Related Reading – Purvarupa

Vyakta Avastha

Manifestation of the disease
Following the lodgment, the doshas tend to damage the tissues after contaminating them. If the tissues are strong enough to defend selves against this invasion, they will fight back, would resist and recover from the damaging effect caused by the morbid doshas. It is a continued stage of pathogenesis from sthana samshraya.

Following the lodgment, the doshas tend to damage the tissues after contaminating them. If the tissues are strong enough to defend selves against this invasion, they will fight back, would resist and recover from the damaging effect caused by the morbid doshas. It is a continued stage of pathogenesis from sthana samshraya.

Vyakta Avastha or Vyakti Bhava – Vyakta means to get manifested. This forms the 5th stage of Kriya Kala wherein the premonitory symptoms of the Sthana Samshraya stage get clearly manifested and the disease is manifested its clear cut signs and symptoms. This is a stage wherein we diagnose and name a disease. If the disease is not treated even in this stage, it leads to complications. This stage shows the symptoms which define and represent that disease.
Related Reading Rupas or Lakshanas of a disease


Thus Samprapti is the sequence of changes that take place in the body right from the consumption of the etiological factors or exposure to them to the manifestation of the disease. This includes the first 5 stages of Kriya Kala (as explained above).

Consumption of Nidanas (etiological factors) → Disturbance and accumulation of doshas in their respective locations (Sanchaya) → Severe vitiation of doshas in their respective sites (Prakopa) → Spread of doshas from their sites to the other parts of the body (Prasara) → Lodgment of the vitiated doshas in the weak and susceptible dhatus (tissues), leading to their damage and insult, manifestation of early symptoms of a disease (premonitory symptoms or purvarupas) i.e. Sthanasamshraya of doshas → Further damage of the cells and organs leading to the manifestation of diseases with their full blown classical signs and symptoms (Vyakta Avastha or Vyakti Bhava or Rupa Avastha) = Samprapti

Bheda Avastha

What happens next?
Manifestation of Complications
When the disease is not treated properly even after it gets manifested, the disease will slowly grow to become chronic, stubborn and will involve multiple tissues and organs, lower the immunity, cause severe damage and lead to life threatening complications. At this stage the disease will become impossible to treat or pacify.

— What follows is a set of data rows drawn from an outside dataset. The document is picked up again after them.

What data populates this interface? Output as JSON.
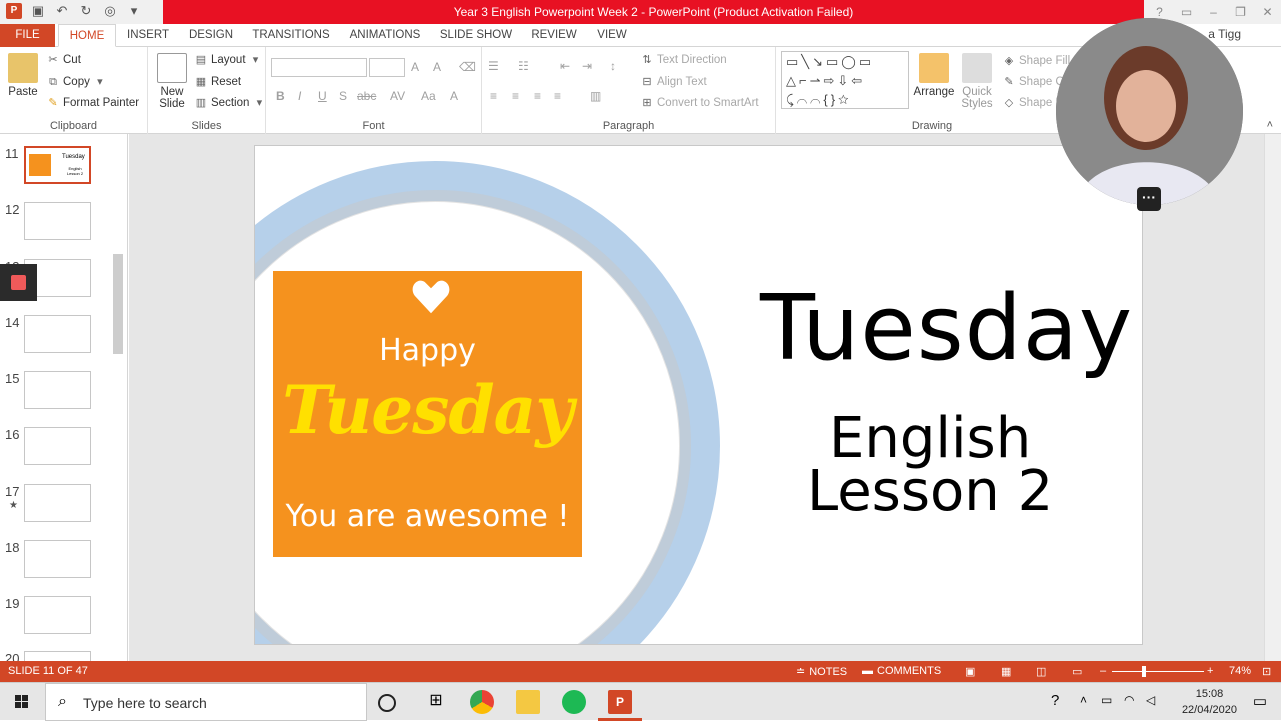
{
  "window": {
    "title": "Year 3 English Powerpoint Week 2 -  PowerPoint (Product Activation Failed)",
    "user": "a Tigg"
  },
  "tabs": [
    "FILE",
    "HOME",
    "INSERT",
    "DESIGN",
    "TRANSITIONS",
    "ANIMATIONS",
    "SLIDE SHOW",
    "REVIEW",
    "VIEW"
  ],
  "ribbon": {
    "clipboard": {
      "label": "Clipboard",
      "paste": "Paste",
      "cut": "Cut",
      "copy": "Copy",
      "format_painter": "Format Painter"
    },
    "slides": {
      "label": "Slides",
      "new_slide_1": "New",
      "new_slide_2": "Slide",
      "layout": "Layout",
      "reset": "Reset",
      "section": "Section"
    },
    "font": {
      "label": "Font"
    },
    "paragraph": {
      "label": "Paragraph",
      "text_direction": "Text Direction",
      "align_text": "Align Text",
      "convert_smartart": "Convert to SmartArt"
    },
    "drawing": {
      "label": "Drawing",
      "arrange": "Arrange",
      "quick_styles_1": "Quick",
      "quick_styles_2": "Styles",
      "shape_fill": "Shape Fill",
      "shape_outline": "Shape Ou",
      "shape_effects": "Shape Ef"
    }
  },
  "thumbnails": [
    {
      "num": "11",
      "selected": true
    },
    {
      "num": "12"
    },
    {
      "num": "13"
    },
    {
      "num": "14"
    },
    {
      "num": "15"
    },
    {
      "num": "16"
    },
    {
      "num": "17",
      "star": "★"
    },
    {
      "num": "18"
    },
    {
      "num": "19"
    },
    {
      "num": "20"
    }
  ],
  "slide": {
    "sticker_happy": "Happy",
    "sticker_tuesday": "Tuesday",
    "sticker_awesome": "You are awesome !",
    "title": "Tuesday",
    "subtitle_line1": "English",
    "subtitle_line2": "Lesson 2",
    "thumb_title": "Tuesday",
    "thumb_sub": "English Lesson 2"
  },
  "status": {
    "slide_info": "SLIDE 11 OF 47",
    "notes": "NOTES",
    "comments": "COMMENTS",
    "zoom": "74%"
  },
  "taskbar": {
    "search_placeholder": "Type here to search",
    "time": "15:08",
    "date": "22/04/2020"
  },
  "colors": {
    "accent": "#d24726",
    "title_bar_alert": "#e81123",
    "sticker_bg": "#f5921e",
    "sticker_yellow": "#ffe000"
  }
}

Bheda Avastha – Bheda means complications. This forms the 6th stage of pathogenesis according to Ayurveda, i.e. sixth stage of Kriya Kala. Here the disease has gone to an extent of being incurable and has association of lot of upadravas or complications.
Related Reading Upadravas

This may or may not be included in the story of formation of disease i.e. Samprapti. But ideally I feel that it should be included in the timeline of Samprapti because diseases will lead to one or the other complications if neglected or untreated.